As a more realistic example, one could imagine a system to provide sports fans with up-to-the-minute (but perhaps not up-to-the-nanosecond) scores for sporting events worldwide. Answering a query as if it had been made 2 nanoseconds earlier or later might well be acceptable in this case, especially if it gave much better performance by allowing multiple copies of the data to be stored. In this case strict consistency is not promised, delivered, or needed.

To study consistency in detail, we will give numerous examples. To make these examples precise, we need a special notation. In this notation, several processes, P1 , P2, and so on can be shown at different heights in the figure. The operations done by each process are shown horizontally, with time increasing to the right. Straight lines separate the processes. The symbols

W(x)a and R(y)b

mean that a write to x with the value a and a read from y returning b have been done, respectively. The initial value of all variables in these diagrams throughout this chapter is assumed to be 0. As an example, in Fig. 6-12(a) P₁ does a write to location x, storing the value 1. Later, P₂ reads x and sees the 1. This behavior is correct for a strictly consistent memory. 

Fig. 6-12. Behavior of two processes. The horizontal axis is time. (a) Strictly consistent memory. (b) Memory that is not strictly consistent.

In contrast, in Fig. 6-12(b), P₂ does a read after the write (possibly only a nanosecond after it, but still after it), and gets 0. A subsequent read gives 1. Such behavior is incorrect for a strictly consistent memory.

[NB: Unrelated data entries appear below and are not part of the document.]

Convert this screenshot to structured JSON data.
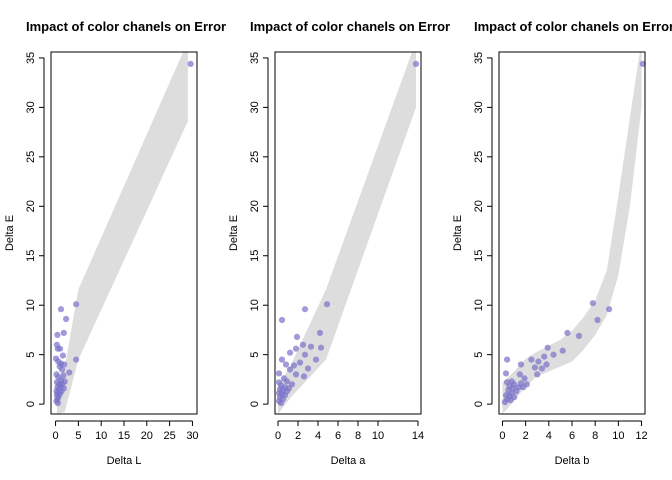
{
  "chart_data": [
    {
      "type": "scatter",
      "title": "Impact of color chanels on Error",
      "xlabel": "Delta L",
      "ylabel": "Delta E",
      "xlim": [
        -1,
        31
      ],
      "ylim": [
        -1,
        35.6
      ],
      "xticks": [
        0,
        5,
        10,
        15,
        20,
        25,
        30
      ],
      "yticks": [
        0,
        5,
        10,
        15,
        20,
        25,
        30,
        35
      ],
      "point_color": "#7b73c9",
      "band_color": "#dddddd",
      "band": {
        "x": [
          0.3,
          2.0,
          5.0,
          29.0,
          29.0
        ],
        "lower": [
          -1.0,
          -0.8,
          4.5,
          28.6,
          28.6
        ],
        "upper": [
          2.0,
          3.7,
          11.6,
          36.7,
          36.7
        ]
      },
      "points": [
        [
          29.6,
          34.4
        ],
        [
          4.5,
          10.1
        ],
        [
          1.2,
          9.6
        ],
        [
          2.3,
          8.6
        ],
        [
          1.8,
          7.2
        ],
        [
          0.4,
          7.0
        ],
        [
          0.3,
          6.0
        ],
        [
          0.5,
          5.6
        ],
        [
          1.0,
          5.6
        ],
        [
          1.6,
          4.9
        ],
        [
          0.1,
          4.6
        ],
        [
          4.5,
          4.5
        ],
        [
          0.6,
          4.3
        ],
        [
          1.2,
          4.1
        ],
        [
          1.9,
          4.0
        ],
        [
          0.9,
          3.8
        ],
        [
          1.4,
          3.5
        ],
        [
          3.0,
          3.2
        ],
        [
          0.2,
          3.0
        ],
        [
          1.7,
          2.9
        ],
        [
          0.6,
          2.7
        ],
        [
          1.2,
          2.4
        ],
        [
          2.0,
          2.3
        ],
        [
          0.3,
          2.2
        ],
        [
          0.8,
          2.0
        ],
        [
          1.5,
          2.0
        ],
        [
          1.1,
          1.8
        ],
        [
          0.4,
          1.7
        ],
        [
          1.8,
          1.6
        ],
        [
          0.7,
          1.5
        ],
        [
          0.2,
          1.3
        ],
        [
          1.3,
          1.3
        ],
        [
          0.5,
          1.1
        ],
        [
          0.9,
          1.0
        ],
        [
          0.3,
          0.9
        ],
        [
          0.6,
          0.7
        ],
        [
          0.4,
          0.5
        ],
        [
          0.2,
          0.3
        ],
        [
          0.5,
          0.1
        ]
      ]
    },
    {
      "type": "scatter",
      "title": "Impact of color chanels on Error",
      "xlabel": "Delta a",
      "ylabel": "Delta E",
      "xlim": [
        -0.3,
        14.3
      ],
      "ylim": [
        -1,
        35.6
      ],
      "xticks": [
        0,
        2,
        4,
        6,
        8,
        10,
        14
      ],
      "yticks": [
        0,
        5,
        10,
        15,
        20,
        25,
        30,
        35
      ],
      "point_color": "#7b73c9",
      "band_color": "#dddddd",
      "band": {
        "x": [
          0.0,
          1.3,
          4.8,
          13.8,
          13.8
        ],
        "lower": [
          -1.0,
          0.7,
          4.5,
          30.0,
          30.0
        ],
        "upper": [
          1.8,
          4.0,
          11.6,
          36.7,
          36.7
        ]
      },
      "points": [
        [
          13.8,
          34.4
        ],
        [
          4.9,
          10.1
        ],
        [
          2.7,
          9.6
        ],
        [
          0.4,
          8.5
        ],
        [
          4.2,
          7.2
        ],
        [
          1.9,
          6.8
        ],
        [
          2.5,
          6.0
        ],
        [
          3.3,
          5.8
        ],
        [
          4.3,
          5.7
        ],
        [
          1.8,
          5.6
        ],
        [
          1.2,
          5.2
        ],
        [
          2.7,
          5.0
        ],
        [
          3.8,
          4.5
        ],
        [
          0.4,
          4.5
        ],
        [
          2.2,
          4.2
        ],
        [
          0.8,
          4.0
        ],
        [
          1.6,
          3.9
        ],
        [
          3.0,
          3.6
        ],
        [
          1.2,
          3.5
        ],
        [
          0.1,
          3.1
        ],
        [
          1.8,
          3.0
        ],
        [
          2.6,
          2.8
        ],
        [
          0.6,
          2.6
        ],
        [
          0.9,
          2.3
        ],
        [
          0.1,
          2.2
        ],
        [
          1.4,
          2.0
        ],
        [
          0.3,
          1.9
        ],
        [
          0.7,
          1.7
        ],
        [
          1.1,
          1.6
        ],
        [
          0.2,
          1.5
        ],
        [
          0.5,
          1.4
        ],
        [
          0.9,
          1.3
        ],
        [
          0.1,
          1.1
        ],
        [
          0.4,
          1.0
        ],
        [
          0.7,
          0.9
        ],
        [
          0.2,
          0.7
        ],
        [
          0.5,
          0.5
        ],
        [
          0.1,
          0.3
        ],
        [
          0.3,
          0.1
        ]
      ]
    },
    {
      "type": "scatter",
      "title": "Impact of color chanels on Error",
      "xlabel": "Delta b",
      "ylabel": "Delta E",
      "xlim": [
        -0.3,
        12.3
      ],
      "ylim": [
        -1,
        35.6
      ],
      "xticks": [
        0,
        2,
        4,
        6,
        8,
        10,
        12
      ],
      "yticks": [
        0,
        5,
        10,
        15,
        20,
        25,
        30,
        35
      ],
      "point_color": "#7b73c9",
      "band_color": "#dddddd",
      "band": {
        "x": [
          0.0,
          1.0,
          2.0,
          3.0,
          4.0,
          5.0,
          6.0,
          7.0,
          8.0,
          9.0,
          10.0,
          11.0,
          12.0
        ],
        "lower": [
          -1.0,
          0.3,
          1.8,
          2.8,
          3.3,
          3.8,
          4.3,
          5.5,
          7.0,
          9.0,
          13.0,
          20.0,
          30.0
        ],
        "upper": [
          2.2,
          3.3,
          4.6,
          5.3,
          5.9,
          6.5,
          7.4,
          8.8,
          10.5,
          13.5,
          21.0,
          29.0,
          36.7
        ]
      },
      "points": [
        [
          12.1,
          34.4
        ],
        [
          7.8,
          10.2
        ],
        [
          9.2,
          9.6
        ],
        [
          8.2,
          8.5
        ],
        [
          5.6,
          7.2
        ],
        [
          6.6,
          6.9
        ],
        [
          3.9,
          5.7
        ],
        [
          5.2,
          5.4
        ],
        [
          4.4,
          5.0
        ],
        [
          3.6,
          4.8
        ],
        [
          0.4,
          4.5
        ],
        [
          2.5,
          4.5
        ],
        [
          3.1,
          4.3
        ],
        [
          3.8,
          4.0
        ],
        [
          1.6,
          4.0
        ],
        [
          2.8,
          3.7
        ],
        [
          3.4,
          3.6
        ],
        [
          0.3,
          3.1
        ],
        [
          1.5,
          3.0
        ],
        [
          3.0,
          3.0
        ],
        [
          1.9,
          2.6
        ],
        [
          0.8,
          2.3
        ],
        [
          1.6,
          2.1
        ],
        [
          0.4,
          2.2
        ],
        [
          1.0,
          2.0
        ],
        [
          2.1,
          2.0
        ],
        [
          1.4,
          1.7
        ],
        [
          0.6,
          1.8
        ],
        [
          0.9,
          1.6
        ],
        [
          1.8,
          1.7
        ],
        [
          0.5,
          1.4
        ],
        [
          1.2,
          1.3
        ],
        [
          0.8,
          1.1
        ],
        [
          0.3,
          0.9
        ],
        [
          0.6,
          0.8
        ],
        [
          1.0,
          0.7
        ],
        [
          0.4,
          0.5
        ],
        [
          0.7,
          0.4
        ],
        [
          0.2,
          0.2
        ]
      ]
    }
  ]
}
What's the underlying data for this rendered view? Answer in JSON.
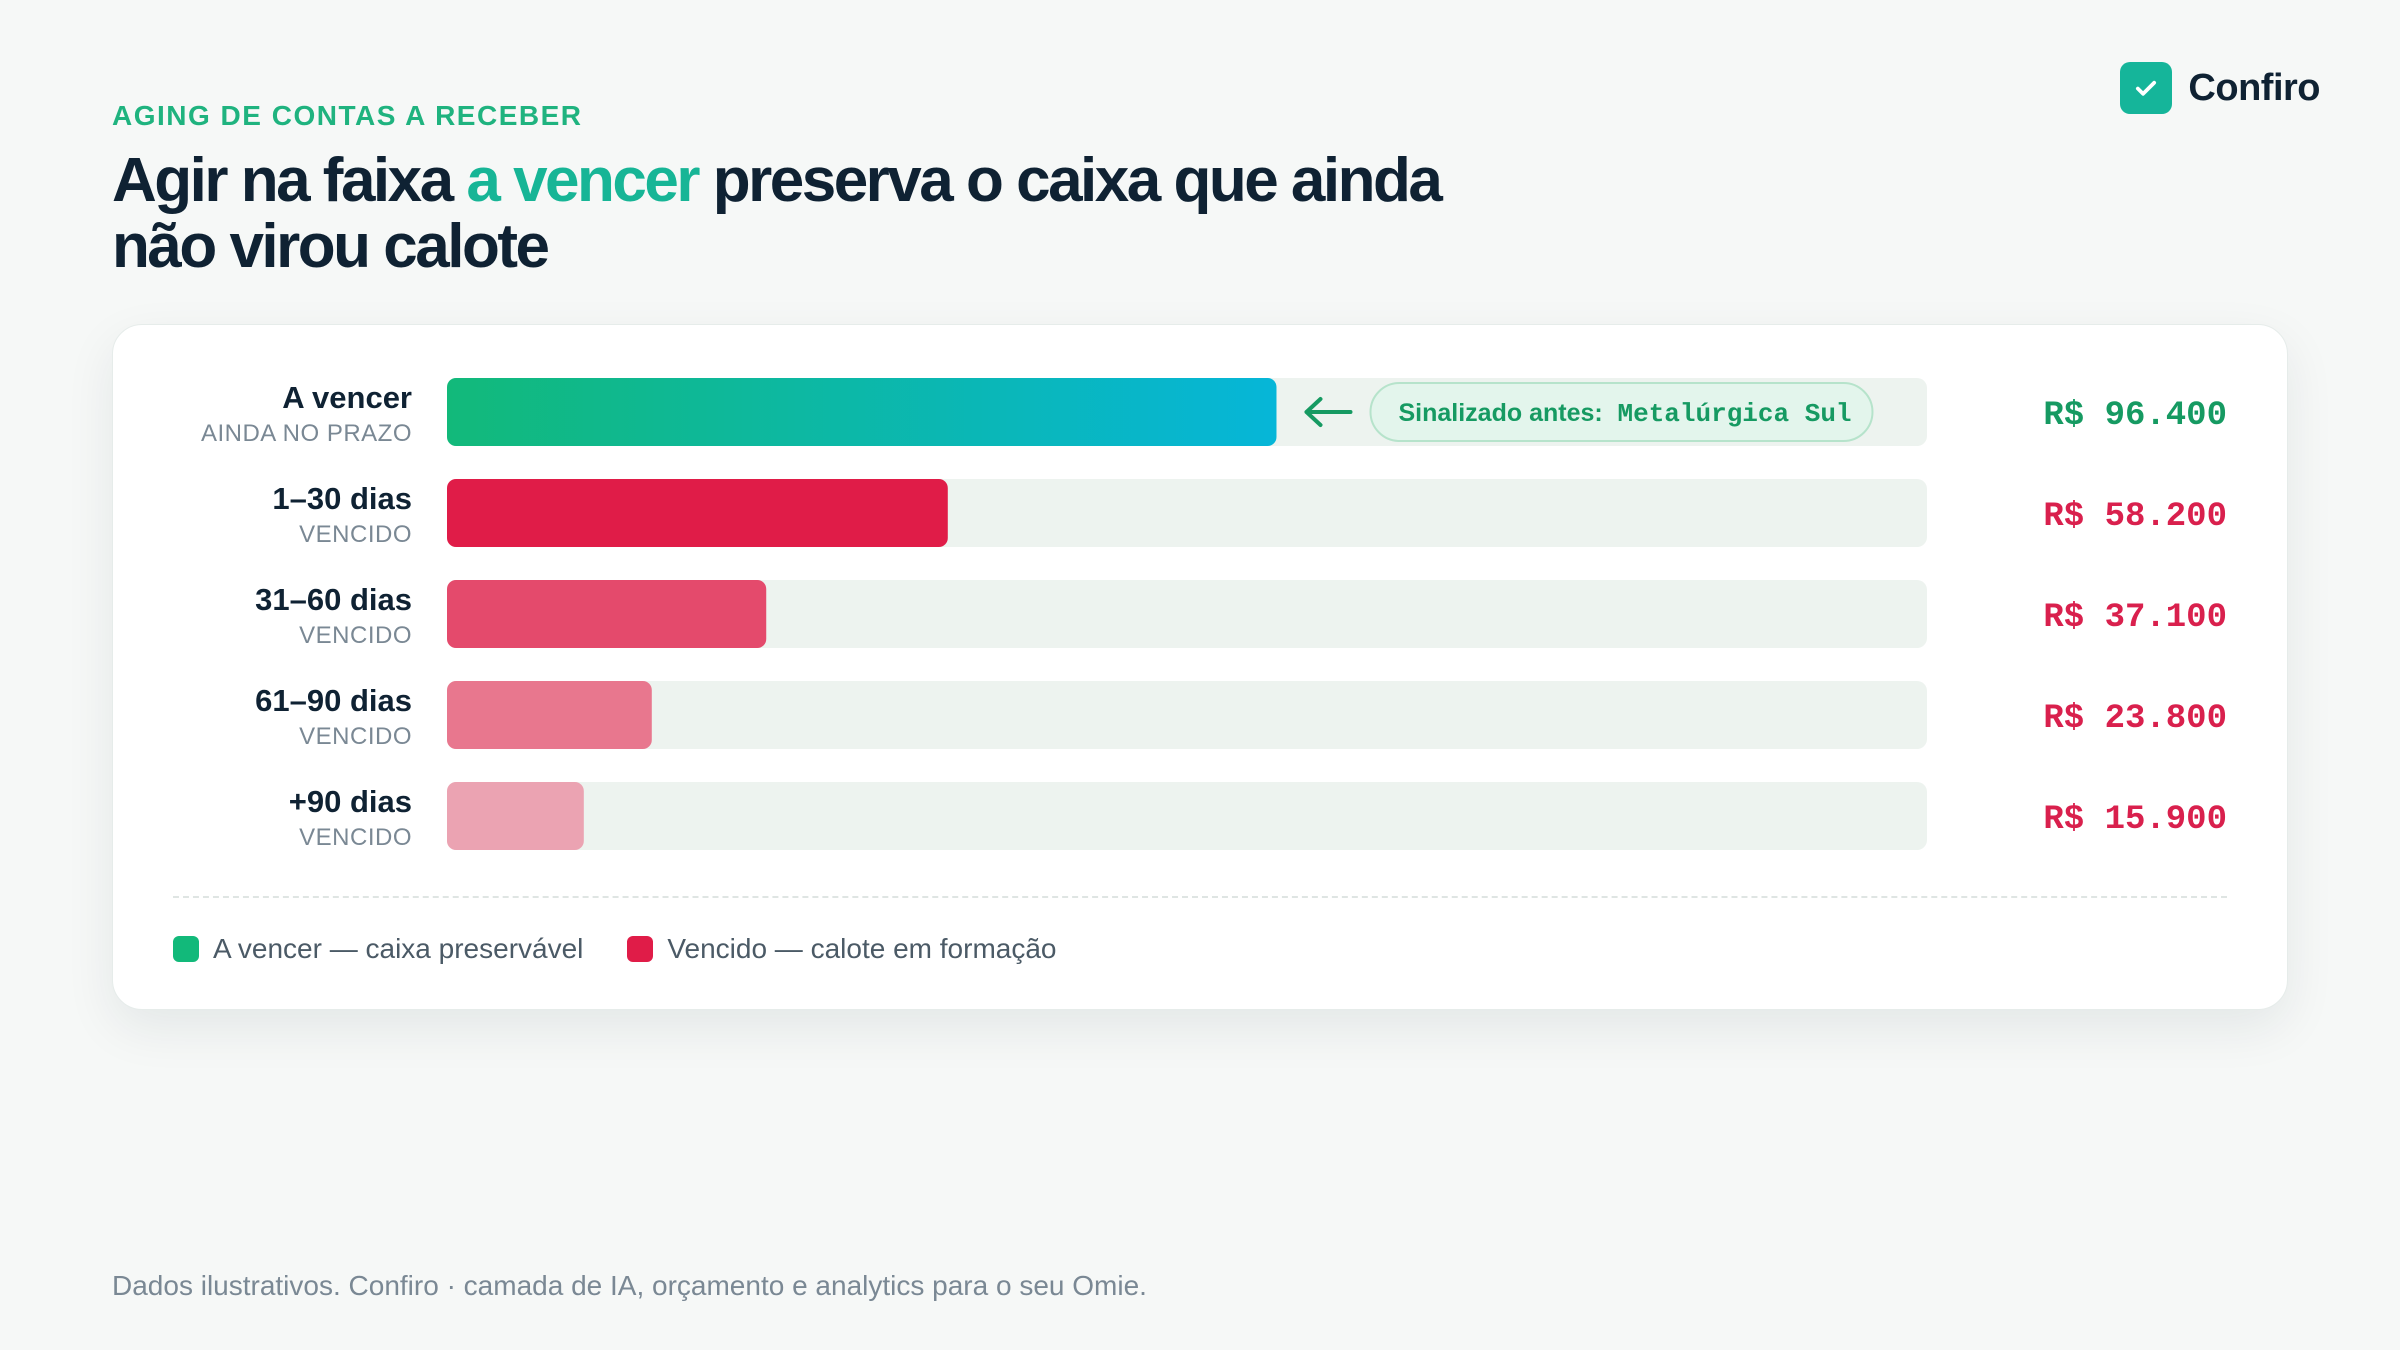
{
  "header": {
    "eyebrow": "AGING DE CONTAS A RECEBER",
    "title_pre": "Agir na faixa ",
    "title_highlight": "a vencer",
    "title_post": " preserva o caixa que ainda não virou calote"
  },
  "brand": {
    "name": "Confiro",
    "icon": "check-icon"
  },
  "chart_data": {
    "type": "bar",
    "orientation": "horizontal",
    "categories": [
      "A vencer",
      "1–30 dias",
      "31–60 dias",
      "61–90 dias",
      "+90 dias"
    ],
    "sublabels": [
      "AINDA NO PRAZO",
      "VENCIDO",
      "VENCIDO",
      "VENCIDO",
      "VENCIDO"
    ],
    "values": [
      96400,
      58200,
      37100,
      23800,
      15900
    ],
    "value_labels": [
      "R$ 96.400",
      "R$ 58.200",
      "R$ 37.100",
      "R$ 23.800",
      "R$ 15.900"
    ],
    "xlim": [
      0,
      172000
    ],
    "colors": [
      "#12b97a",
      "#e01c48",
      "#e44a6c",
      "#e8778e",
      "#eba3b2"
    ],
    "value_colors": [
      "#169a62",
      "#d9204d",
      "#d9204d",
      "#d9204d",
      "#d9204d"
    ],
    "track_color": "#edf3ef",
    "annotation": {
      "category": "A vencer",
      "label": "Sinalizado antes:",
      "code": "Metalúrgica Sul",
      "arrow": "arrow-left-icon"
    }
  },
  "legend": [
    {
      "label": "A vencer — caixa preservável",
      "color": "#12b97a"
    },
    {
      "label": "Vencido — calote em formação",
      "color": "#e01c48"
    }
  ],
  "footer": "Dados ilustrativos. Confiro · camada de IA, orçamento e analytics para o seu Omie."
}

In summary, when memory is strictly consistent, all writes are instantaneously visible to all processes and an absolute global time order is maintained. If a memory location is changed, all subsequent reads from that location see the new value, no matter how soon after the change the reads are done and no matter which processes are doing the reading and where they are located. Similarly, if a read is done, it gets the then-current value, no matter how quickly the next write is done.

While strict consistency is the ideal programming model, it is nearly impossible to implement in a distributed system. Furthermore, experience shows that programmers can often manage quite well with weaker models. For example, all textbooks on operating systems discuss critical sections and the mutual exclusion problem. This discussion always includes the caveat that properly-written parallel programs (such as the producer-consumer problem) should not make any assumptions about the relative speeds of the processes or how their statements will interleave in time. Counting on two events within one process to happen so quickly that the other process will not be able to do something in between is looking for trouble. Instead, the reader is taught to program in such a way that the exact order of statement execution (in fact, memory references) does not matter. When the order of events is essential, semaphores or other synchronization operations should be used. Accepting this argument in fact means learning to live with a weaker memory model. With some practice, most parallel programmers are able to adapt to it.

Sequential consistency is a slightly weaker memory model than strict consistency. It was first defined by Lamport (1979), who said that a sequentially consistent memory is one that satisfies the following condition:

What this definition means is that when processes run in parallel on different machines (or even in pseudoparallel on a timesharing system), any valid interleaving is acceptable behavior, but all processes must see the same sequence of memory references. A memory in which one process (or processor) sees one interleaving and another process sees a different one is not a sequentially consistent memory. Note that nothing is said about time; that is, there is no reference to the "most recent" store. Note that in this context, a process "sees" writes from all processes but only its own reads.

That time does not play a role can be seen from Fig. 6-13. A memory behaving as shown in Fig. 6-13(a) is sequentially consistent even though the first read done by P₂ returns the initial value of 0 instead of the new value of 1.

Fig. 6-13. Two possible results of running the same program.

Sequentially consistent memory does not guarantee that a read returns the value written by another process a nanosecond earlier, or a microsecond earlier, or even a minute earlier. It merely guarantees that all processes see all memory references in the same order. If the program that generated Fig. 6-13(a) is run again, it might give the result of Fig. 6-13(b). The results are not deterministic. Running a program again may not give the same result in the absence of explicit synchronization operations.

Fig. 6-14. Three parallel processes.

To make this point more explicit, let us consider the example of Fig. 6-14 (Dubois et al., 1988). Here we see the code for three processes that run in parallel on three different processors. All three processes share the same sequentially consistent distributed shared memory, and all have access to the variables a, b, and c. From a memory reference point of view, an assignment should be seen as a write, and a print statement should be seen as a simultaneous read of its two parameters. All statements are assumed to be atomic.

Various interleaved execution sequences are possible. With six independent statements, there are potentially 720 (6!) possible execution sequences, although some of these violate program order. Consider the 120 (5!) sequences that begin with a=1. Half of these have print(a, c) before b=1 and thus violate program order. Half also have print(a, b) before c=1 and also violate program order. Only ¼ of the 120 sequences or 30 are valid. Another 30 valid sequences are possible starting with b=1 and another 30 can begin with c=1, for a total of 90 valid execution sequences. Four of these are shown in Fig. 6-15.